頭の中で、大和の声がまだこだましていた。
「……おい! 聞いてんの?」
いつのまにか、人のいない三階の廊下、校舎の端にいた。
響子はフラフラと壁にもたれかかり、項垂れる。
「……大丈夫? 次の時間休むか?」
「ううん。平気。うぬぼれてた自分にショックを受けただけだから」
そういえば。
たしか水仙の花言葉に、「うぬぼれ」なんてあった気がする。
まんまそれすぎて、響子は笑うしかない。
「……じゃね」
間宮がゴニョゴニョ、なにかを言いだした。
「……なに?」
「……だから!うぬぼれとか、思わなくていいんじゃね」
「いや、だってそーでしょ。ちょっと話してもらえたからってこんなに浮かれちゃってさ、メイクとかスキンケアとか、慣れないことしちゃってさ。髪まで毎日巻いて? うぬぼれにも程があるでしょ。バカみたい。ほんとわたし、バカみたい」
「だからって無駄じゃねーだろ。……その、メイクとか、巻いた髪とか、似合ってるし……」
小さい。
声が小さい。
「なあに、間宮くん。
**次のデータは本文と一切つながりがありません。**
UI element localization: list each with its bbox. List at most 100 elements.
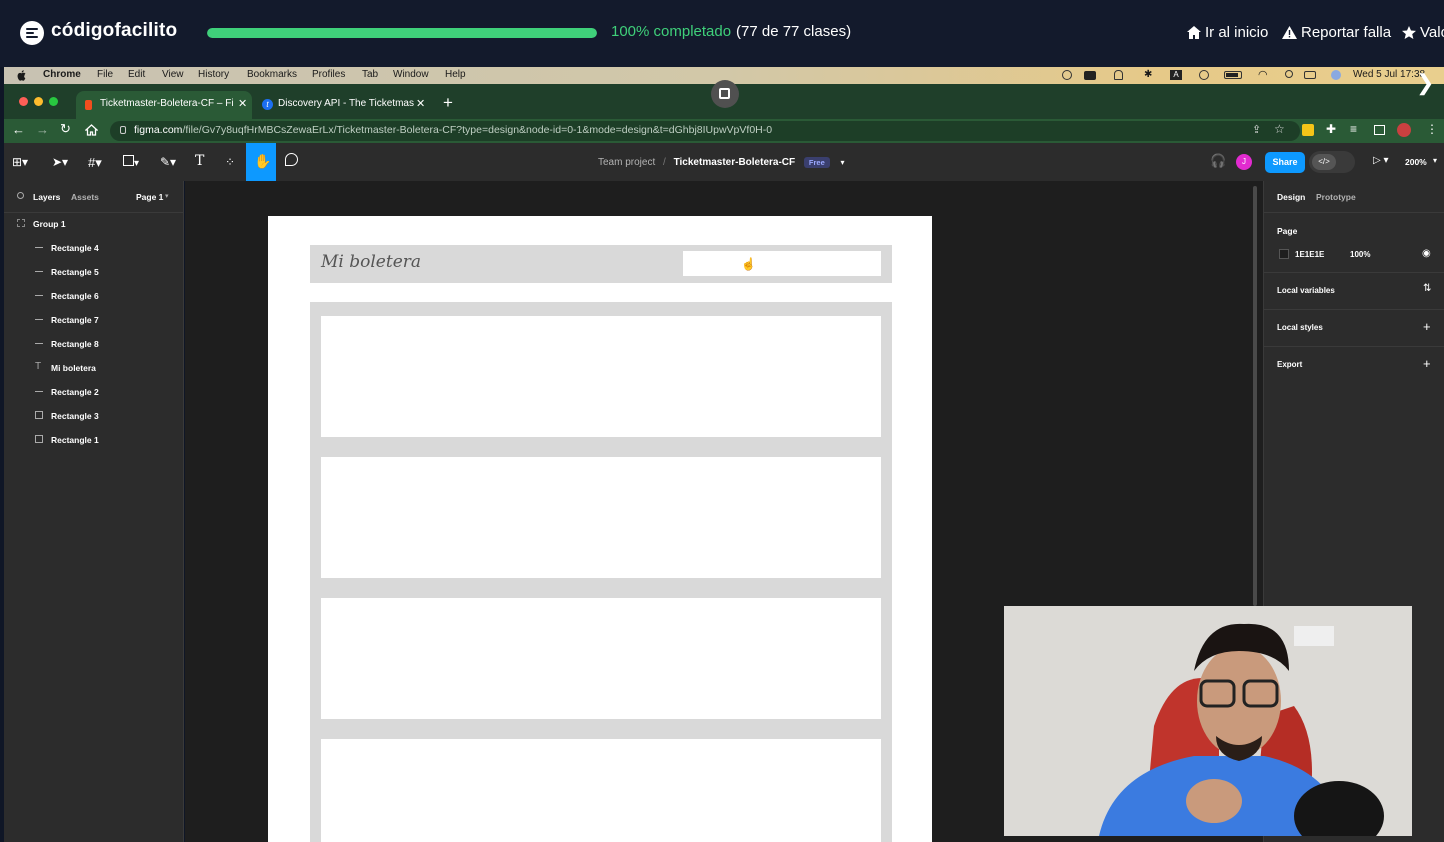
report-issue-link[interactable]: Reportar falla [1282,24,1391,41]
search-layers-icon[interactable] [17,192,24,199]
extension-notes-icon[interactable] [1302,124,1314,136]
profile-avatar-icon[interactable] [1397,123,1411,137]
menu-history[interactable]: History [198,69,229,80]
layer-item[interactable]: Group 1 [4,212,184,236]
comment-tool-icon[interactable] [285,153,298,166]
spotlight-search-icon[interactable] [1285,70,1293,78]
menu-window[interactable]: Window [393,69,429,80]
menu-file[interactable]: File [97,69,113,80]
layer-item[interactable]: Rectangle 3 [4,404,184,428]
file-breadcrumb[interactable]: Team project / Ticketmaster-Boletera-CF … [598,157,845,168]
design-frame[interactable]: Mi boletera ☝ [268,216,932,842]
tab-prototype[interactable]: Prototype [1316,192,1356,202]
tab-discovery-api[interactable]: t Discovery API - The Ticketmas ✕ [254,91,434,119]
menu-edit[interactable]: Edit [128,69,145,80]
headphones-icon[interactable] [1114,70,1123,80]
rate-link[interactable]: Valo [1402,24,1444,41]
page-selector-chevron-icon[interactable]: ▾ [165,192,169,200]
chrome-menu-icon[interactable]: ⋮ [1426,122,1438,136]
reading-list-icon[interactable]: ≡ [1350,122,1357,136]
home-link[interactable]: Ir al inicio [1187,24,1268,41]
bluetooth-icon[interactable]: ✱ [1144,69,1152,80]
status-disk-icon[interactable] [1062,70,1072,80]
dev-mode-toggle[interactable]: </> [1309,151,1355,173]
move-tool-icon[interactable]: ➤▾ [52,155,68,169]
card-list-background[interactable] [310,302,892,842]
avatar[interactable]: J [1236,154,1252,170]
tab-close-icon[interactable]: ✕ [416,97,425,110]
apple-icon[interactable] [17,70,26,81]
codigofacilito-logo-icon[interactable] [20,21,44,45]
tab-assets[interactable]: Assets [71,192,99,202]
header-rectangle[interactable]: Mi boletera ☝ [310,245,892,283]
resources-tool-icon[interactable]: ⁘ [225,155,235,169]
layer-item[interactable]: Rectangle 7 [4,308,184,332]
page-selector[interactable]: Page 1 [136,192,163,202]
page-color-value[interactable]: 1E1E1E [1295,250,1324,259]
window-close-icon[interactable] [19,97,28,106]
shape-tool-icon[interactable]: ▾ [123,155,139,169]
tab-close-icon[interactable]: ✕ [238,97,247,110]
siri-icon[interactable] [1331,70,1341,80]
control-center-icon[interactable] [1304,71,1316,79]
frame-tool-icon[interactable]: #▾ [88,155,102,171]
battery-icon[interactable] [1224,71,1242,79]
team-project-label[interactable]: Team project [598,157,655,168]
file-menu-chevron-icon[interactable]: ▾ [841,158,845,167]
layer-item[interactable]: T Mi boletera [4,356,184,380]
next-lesson-chevron-icon[interactable]: ❯ [1416,70,1444,110]
file-name[interactable]: Ticketmaster-Boletera-CF [674,157,796,168]
menu-view[interactable]: View [162,69,184,80]
card-rectangle[interactable] [321,739,881,842]
bookmark-star-icon[interactable]: ☆ [1274,122,1285,136]
window-zoom-icon[interactable] [49,97,58,106]
add-export-icon[interactable]: + [1423,356,1431,371]
zoom-level[interactable]: 200% [1405,157,1427,167]
tab-figma-file[interactable]: Ticketmaster-Boletera-CF – Fi ✕ [76,91,252,119]
menu-help[interactable]: Help [445,69,466,80]
card-rectangle[interactable] [321,598,881,719]
page-color-swatch[interactable] [1279,249,1289,259]
share-page-icon[interactable]: ⇪ [1252,123,1261,136]
wifi-icon[interactable]: ◠ [1258,68,1268,81]
menubar-clock[interactable]: Wed 5 Jul 17:38 [1353,69,1425,80]
variables-settings-icon[interactable]: ⇅ [1423,283,1431,294]
add-style-icon[interactable]: + [1423,319,1431,334]
figma-main-menu-icon[interactable]: ⊞▾ [12,155,28,169]
headphones-icon[interactable]: 🎧 [1210,153,1226,169]
header-title-text[interactable]: Mi boletera [321,252,421,272]
layer-item[interactable]: Rectangle 6 [4,284,184,308]
menu-tab[interactable]: Tab [362,69,378,80]
reload-icon[interactable]: ↻ [60,121,71,137]
lock-icon[interactable] [120,126,126,134]
home-button-icon[interactable] [85,124,98,136]
card-rectangle[interactable] [321,457,881,578]
forward-arrow-icon[interactable]: → [36,122,49,137]
input-source-icon[interactable]: A [1170,70,1182,80]
side-panel-icon[interactable] [1374,125,1385,135]
status-messages-icon[interactable] [1084,71,1096,80]
zoom-chevron-icon[interactable]: ▾ [1433,156,1437,165]
layer-item[interactable]: Rectangle 1 [4,428,184,452]
picture-in-picture-icon[interactable] [711,80,739,108]
layer-item[interactable]: Rectangle 4 [4,236,184,260]
hand-tool-button[interactable]: ✋ [246,143,276,181]
page-opacity-value[interactable]: 100% [1350,250,1370,259]
pen-tool-icon[interactable]: ✎▾ [160,155,176,169]
menu-profiles[interactable]: Profiles [312,69,345,80]
play-status-icon[interactable] [1199,70,1209,80]
back-arrow-icon[interactable]: ← [12,122,25,137]
new-tab-icon[interactable]: + [443,93,453,113]
layer-item[interactable]: Rectangle 5 [4,260,184,284]
menu-bookmarks[interactable]: Bookmarks [247,69,297,80]
tab-design[interactable]: Design [1277,192,1305,202]
share-button[interactable]: Share [1265,152,1305,173]
extensions-puzzle-icon[interactable]: ✚ [1326,122,1336,136]
layer-item[interactable]: Rectangle 8 [4,332,184,356]
window-minimize-icon[interactable] [34,97,43,106]
address-bar[interactable]: figma.com/file/Gv7y8uqfHrMBCsZewaErLx/Ti… [110,121,1300,141]
menu-app-chrome[interactable]: Chrome [43,69,81,80]
brand-name[interactable]: códigofacilito [51,20,177,42]
card-rectangle[interactable] [321,316,881,437]
present-play-icon[interactable]: ▷ ▾ [1373,155,1389,166]
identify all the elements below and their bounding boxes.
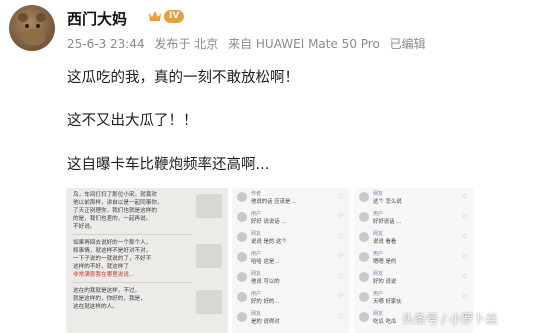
comment-text: 天哪 好家伙 bbox=[373, 299, 402, 305]
image-thumbnail bbox=[196, 194, 222, 218]
post-image-chat[interactable]: 鸟，车间打扫了那位小宋，就喜欢 他以前那样，讲自以是一起同事你， 了天正别理你，… bbox=[66, 188, 228, 333]
comment-text: 是的 说得对 bbox=[251, 319, 280, 325]
comment-text: 这个 怎么说 bbox=[373, 199, 402, 205]
comment-author: 用户 bbox=[373, 211, 384, 217]
comment-text: 好好说话 … bbox=[373, 219, 402, 225]
comment-avatar bbox=[237, 312, 247, 322]
comment-row: 网友 他说 可以的 ♡ bbox=[237, 270, 344, 290]
comment-text: 说说 看看 bbox=[373, 239, 397, 245]
comment-text: 好的 好的… bbox=[251, 299, 280, 305]
like-icon: ♡ bbox=[337, 293, 344, 301]
comment-author: 网友 bbox=[373, 271, 384, 277]
post-source: 来自 HUAWEI Mate 50 Pro bbox=[228, 37, 380, 51]
like-icon: ♡ bbox=[461, 293, 468, 301]
comment-author: 网友 bbox=[251, 231, 262, 237]
image-thumbnail bbox=[196, 290, 222, 314]
like-icon: ♡ bbox=[337, 213, 344, 221]
image-thumbnail bbox=[196, 244, 222, 268]
highlight-line: 非常满意我在哪里说说... bbox=[73, 272, 135, 278]
like-icon: ♡ bbox=[461, 193, 468, 201]
comment-avatar bbox=[237, 252, 247, 262]
watermark: 头条号 / 小罗卜丝 bbox=[402, 312, 498, 326]
chat-line: 这在就这样的人。 bbox=[73, 304, 118, 310]
comment-row: 用户 好好说话 … ♡ bbox=[359, 210, 468, 230]
user-badge[interactable]: IV bbox=[148, 9, 185, 23]
comment-avatar bbox=[359, 312, 369, 322]
comment-author: 网友 bbox=[373, 231, 384, 237]
post-date: 25-6-3 23:44 bbox=[67, 37, 145, 51]
comment-avatar bbox=[359, 232, 369, 242]
like-icon: ♡ bbox=[337, 233, 344, 241]
edited-label[interactable]: 已编辑 bbox=[390, 37, 426, 51]
comment-avatar bbox=[237, 212, 247, 222]
like-icon: ♡ bbox=[337, 193, 344, 201]
avatar-snout bbox=[21, 29, 45, 45]
comment-row: 用户 嗯嗯 是的 ♡ bbox=[359, 250, 468, 270]
post-text-line: 这不又出大瓜了！！ bbox=[67, 113, 198, 129]
comment-row: 网友 是的 说得对 ♡ bbox=[237, 310, 344, 330]
level-badge: IV bbox=[164, 9, 185, 23]
divider bbox=[71, 282, 192, 283]
avatar-ear bbox=[18, 13, 28, 22]
comment-avatar bbox=[237, 192, 247, 202]
comment-avatar bbox=[359, 192, 369, 202]
divider bbox=[71, 234, 192, 235]
username[interactable]: 西门大妈 bbox=[67, 8, 127, 29]
comment-avatar bbox=[359, 272, 369, 282]
like-icon: ♡ bbox=[337, 273, 344, 281]
comment-avatar bbox=[237, 232, 247, 242]
comment-avatar bbox=[359, 252, 369, 262]
comment-author: 用户 bbox=[251, 291, 262, 297]
post-text-line: 这瓜吃的我，真的一刻不敢放松啊！ bbox=[67, 70, 299, 86]
comment-row: 用户 好的 好的… ♡ bbox=[237, 290, 344, 310]
post-location: 发布于 北京 bbox=[154, 37, 219, 51]
comment-author: 网友 bbox=[251, 271, 262, 277]
avatar-ear bbox=[36, 13, 46, 22]
comment-row: 网友 这个 怎么说 ♡ bbox=[359, 190, 468, 210]
comment-text: 好的 说说 bbox=[373, 279, 397, 285]
comment-row: 网友 好的 说说 ♡ bbox=[359, 270, 468, 290]
avatar[interactable] bbox=[9, 5, 55, 51]
comment-avatar bbox=[359, 212, 369, 222]
comment-text: 嗯嗯 是的 bbox=[373, 259, 397, 265]
comment-text: 他说的话 应该是… bbox=[251, 199, 296, 205]
like-icon: ♡ bbox=[461, 253, 468, 261]
avatar-eye bbox=[25, 24, 29, 28]
comment-author: 用户 bbox=[251, 251, 262, 257]
like-icon: ♡ bbox=[461, 233, 468, 241]
comment-text: 哈哈 这是… bbox=[251, 259, 280, 265]
comment-avatar bbox=[237, 272, 247, 282]
comment-row: 用户 好好 说说话 … ♡ bbox=[237, 210, 344, 230]
comment-row: 作者 他说的话 应该是… ♡ bbox=[237, 190, 344, 210]
comment-text: 好好 说说话 … bbox=[251, 219, 287, 225]
comment-author: 网友 bbox=[251, 311, 262, 317]
comment-avatar bbox=[359, 292, 369, 302]
comment-text: 吃瓜 吃瓜 bbox=[373, 319, 397, 325]
comment-text: 说说 是的 这个 bbox=[251, 239, 287, 245]
comment-author: 网友 bbox=[373, 311, 384, 317]
like-icon: ♡ bbox=[461, 273, 468, 281]
comment-author: 网友 bbox=[373, 191, 384, 197]
like-icon: ♡ bbox=[337, 313, 344, 321]
comment-author: 作者 bbox=[251, 191, 262, 197]
comment-text: 他说 可以的 bbox=[251, 279, 280, 285]
like-icon: ♡ bbox=[461, 213, 468, 221]
post-meta: 25-6-3 23:44 发布于 北京 来自 HUAWEI Mate 50 Pr… bbox=[67, 35, 432, 52]
avatar-eye bbox=[36, 24, 40, 28]
chat-line: 不好说。 bbox=[73, 224, 96, 230]
post-image-comments[interactable]: 作者 他说的话 应该是… ♡ 用户 好好 说说话 … ♡ 网友 说说 是的 这个… bbox=[232, 188, 350, 333]
comment-avatar bbox=[237, 292, 247, 302]
like-icon: ♡ bbox=[337, 253, 344, 261]
crown-icon bbox=[149, 11, 161, 21]
comment-row: 网友 说说 是的 这个 ♡ bbox=[237, 230, 344, 250]
comment-row: 用户 哈哈 这是… ♡ bbox=[237, 250, 344, 270]
comment-row: 用户 天哪 好家伙 ♡ bbox=[359, 290, 468, 310]
post-text-line: 这自曝卡车比鞭炮频率还高啊... bbox=[67, 157, 270, 173]
comment-author: 用户 bbox=[373, 291, 384, 297]
comment-author: 用户 bbox=[251, 211, 262, 217]
comment-row: 网友 说说 看看 ♡ bbox=[359, 230, 468, 250]
comment-author: 用户 bbox=[373, 251, 384, 257]
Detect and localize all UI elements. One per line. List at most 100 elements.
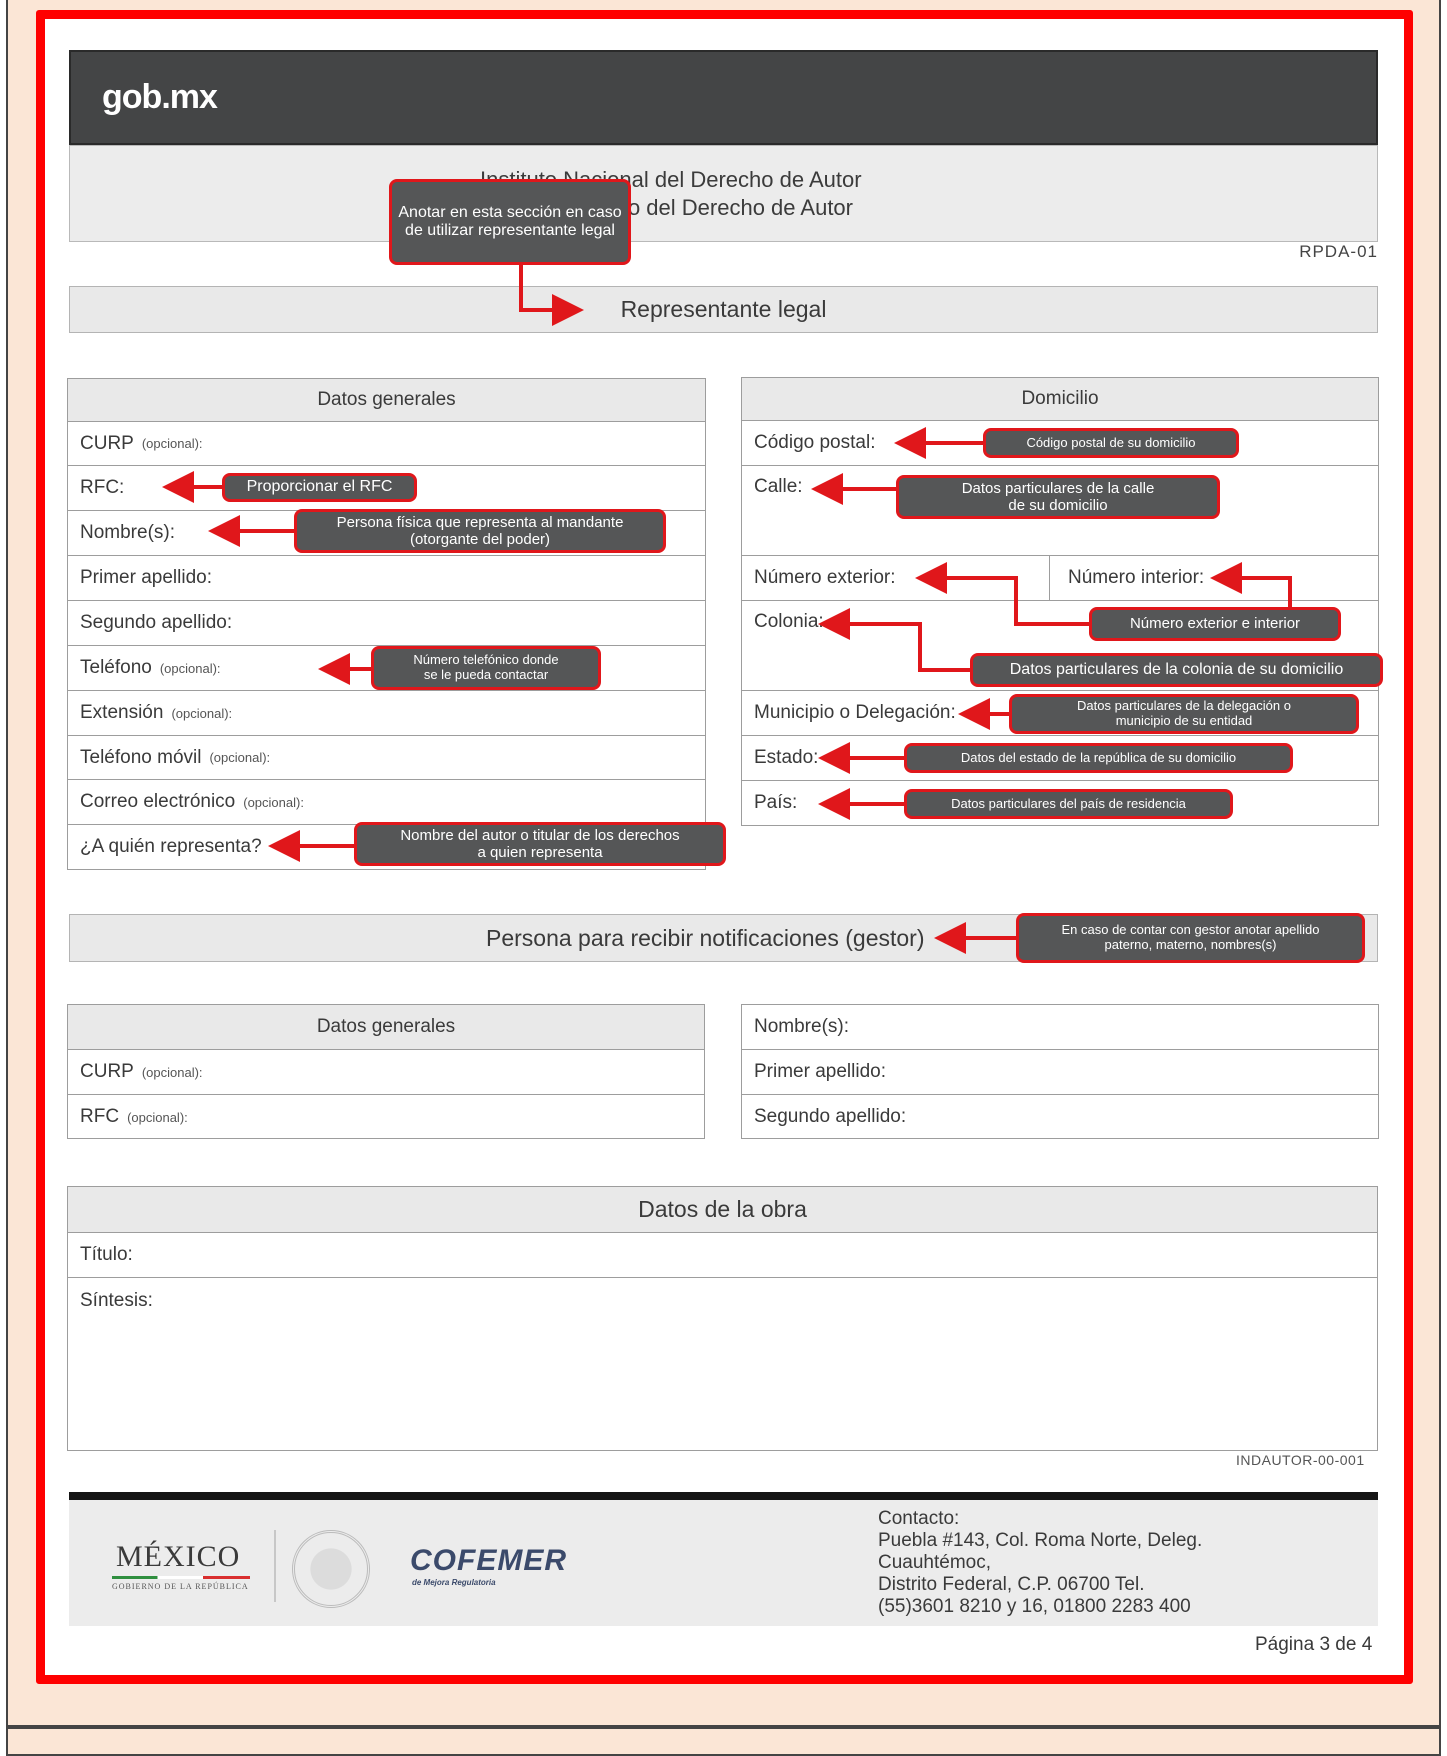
field-label: Título:	[80, 1244, 133, 1265]
optional-tag: (opcional):	[141, 1064, 203, 1080]
telefono-movil-row[interactable]: Teléfono móvil (opcional):	[68, 736, 705, 780]
callout-text: Número telefónico donde	[413, 652, 559, 668]
field-label: RFC:	[80, 477, 125, 498]
logo-mx: mx	[169, 78, 218, 116]
optional-tag: (opcional):	[171, 705, 233, 721]
mexico-logo-subtitle: GOBIERNO DE LA REPÚBLICA	[112, 1582, 249, 1591]
gestor-datos-generales-table: Datos generales CURP (opcional): RFC (opci…	[67, 1004, 705, 1139]
callout-nombres: Persona física que representa al mandant…	[294, 509, 666, 553]
field-label: Código postal:	[754, 432, 876, 453]
callout-text: paterno, materno, nombres(s)	[1104, 937, 1277, 952]
cofemer-logo-subtitle: de Mejora Regulatoria	[412, 1578, 496, 1587]
field-label: Nombre(s):	[754, 1016, 850, 1037]
cofemer-logo: COFEMER	[410, 1544, 567, 1577]
optional-tag: (opcional):	[127, 1109, 188, 1125]
mexico-logo: MÉXICO	[116, 1540, 241, 1573]
optional-tag: (opcional):	[159, 660, 221, 676]
callout-codigo-postal: Código postal de su domicilio	[983, 428, 1239, 458]
callout-text: Persona física que representa al mandant…	[336, 513, 624, 531]
mexico-flag-stripe	[112, 1576, 250, 1579]
field-label: ¿A quién representa?	[80, 836, 262, 857]
callout-calle: Datos particulares de la calle de su dom…	[896, 475, 1220, 519]
callout-text: Número exterior e interior	[1129, 615, 1301, 633]
table-heading: Datos generales	[68, 379, 705, 422]
callout-rfc: Proporcionar el RFC	[222, 473, 417, 502]
callout-a-quien: Nombre del autor o titular de los derech…	[354, 822, 726, 866]
bottom-frame	[6, 1727, 1441, 1756]
gestor-segundo-apellido-row[interactable]: Segundo apellido:	[742, 1095, 1378, 1139]
callout-text: se le pueda contactar	[423, 667, 549, 682]
callout-text: Datos particulares de la delegación o	[1077, 698, 1291, 714]
curp-row[interactable]: CURP (opcional):	[68, 422, 705, 466]
field-label: Segundo apellido:	[80, 612, 233, 633]
contact-label: Contacto:	[878, 1508, 960, 1529]
gestor-nombres-row[interactable]: Nombre(s):	[742, 1005, 1378, 1050]
field-label: País:	[754, 792, 798, 813]
optional-tag: (opcional):	[141, 436, 203, 451]
correo-row[interactable]: Correo electrónico (opcional):	[68, 780, 705, 825]
field-label: Primer apellido:	[80, 567, 212, 588]
logo-divider	[274, 1530, 276, 1602]
table-heading: Datos de la obra	[68, 1187, 1377, 1233]
section-title: Persona para recibir notificaciones (ges…	[486, 924, 925, 951]
datos-obra-table: Datos de la obra Título: Síntesis:	[67, 1186, 1378, 1451]
contact-address: Cuauhtémoc,	[878, 1552, 992, 1573]
field-label: Teléfono	[80, 657, 152, 678]
form-code: RPDA-01	[1299, 242, 1378, 261]
numero-exterior-cell[interactable]: Número exterior:	[742, 556, 1050, 600]
field-label: Correo electrónico	[80, 791, 236, 812]
callout-text: de su domicilio	[1008, 497, 1108, 514]
callout-text: Nombre del autor o titular de los derech…	[400, 826, 680, 844]
callout-telefono: Número telefónico donde se le pueda cont…	[371, 646, 601, 690]
institute-box	[69, 145, 1378, 242]
callout-pais: Datos particulares del país de residenci…	[904, 789, 1233, 819]
header-bar	[69, 50, 1378, 145]
contact-address: Puebla #143, Col. Roma Norte, Deleg.	[878, 1530, 1203, 1551]
section-title: Representante legal	[620, 296, 827, 322]
callout-text: Datos particulares del país de residenci…	[951, 795, 1186, 811]
gestor-rfc-row[interactable]: RFC (opcional):	[68, 1095, 704, 1139]
field-label: Calle:	[754, 476, 803, 497]
footer-rule	[69, 1492, 1378, 1500]
field-label: RFC	[80, 1106, 120, 1127]
callout-text: Anotar en esta sección en caso de utiliz…	[398, 203, 622, 239]
field-label: Nombre(s):	[80, 522, 176, 543]
callout-text: Datos particulares de la calle	[961, 479, 1155, 497]
titulo-row[interactable]: Título:	[68, 1233, 1377, 1278]
sintesis-row[interactable]: Síntesis:	[68, 1278, 1377, 1450]
field-label: Primer apellido:	[754, 1061, 886, 1082]
section-representante-legal: Representante legal	[69, 286, 1378, 333]
callout-colonia: Datos particulares de la colonia de su d…	[970, 653, 1383, 687]
primer-apellido-row[interactable]: Primer apellido:	[68, 556, 705, 601]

聞こえないんだけど?ほんとは似合ってると思ってたの?わたし、ちょっとはかわいくなったかな?」
おどけているようで、響子の声はかすかに震えていた。
だから間宮も、力を込めて、響子に伝えた。
「すげーかわいくなったよ。前からかわいかったけど」
間宮がおそるおそる前を見ると、そこには何かを必死にこらえるような、それはそれは綺麗で苦しい響子がいた。
その目は水をまとい、宝石のようにキラキラしていた。
すぐにまた俯いてしまった響子は、ツンツンと、間宮のカーディガンの裾を引っ張った。
「……あのさ、これからは花壇の水やり、一緒にやってくれない?ひとりでやるといろいろ思い出しちゃいそうだし」
「あー……別にいいけど。つーか諦めんの?大和先輩のこと」
響子は窓から外を眺めた。
花壇が見えた。響子にとっては大きな異変だったが、遠くから見るとなんてことはない。ピョコンと顔を出した芽なんてちっとも見えなくて、ただの土がある場所にしか見えない。
でも確かに、そこには美しい花を咲かせようとしている水仙がいる。
「わかんない。でもいつか、自分の言葉で伝えたいな」
冬。
厳しい寒さを耐え忍び、暖かい春の訪れと共に咲く水仙の花。開花までにはまだまだ時間がかかりそうだ。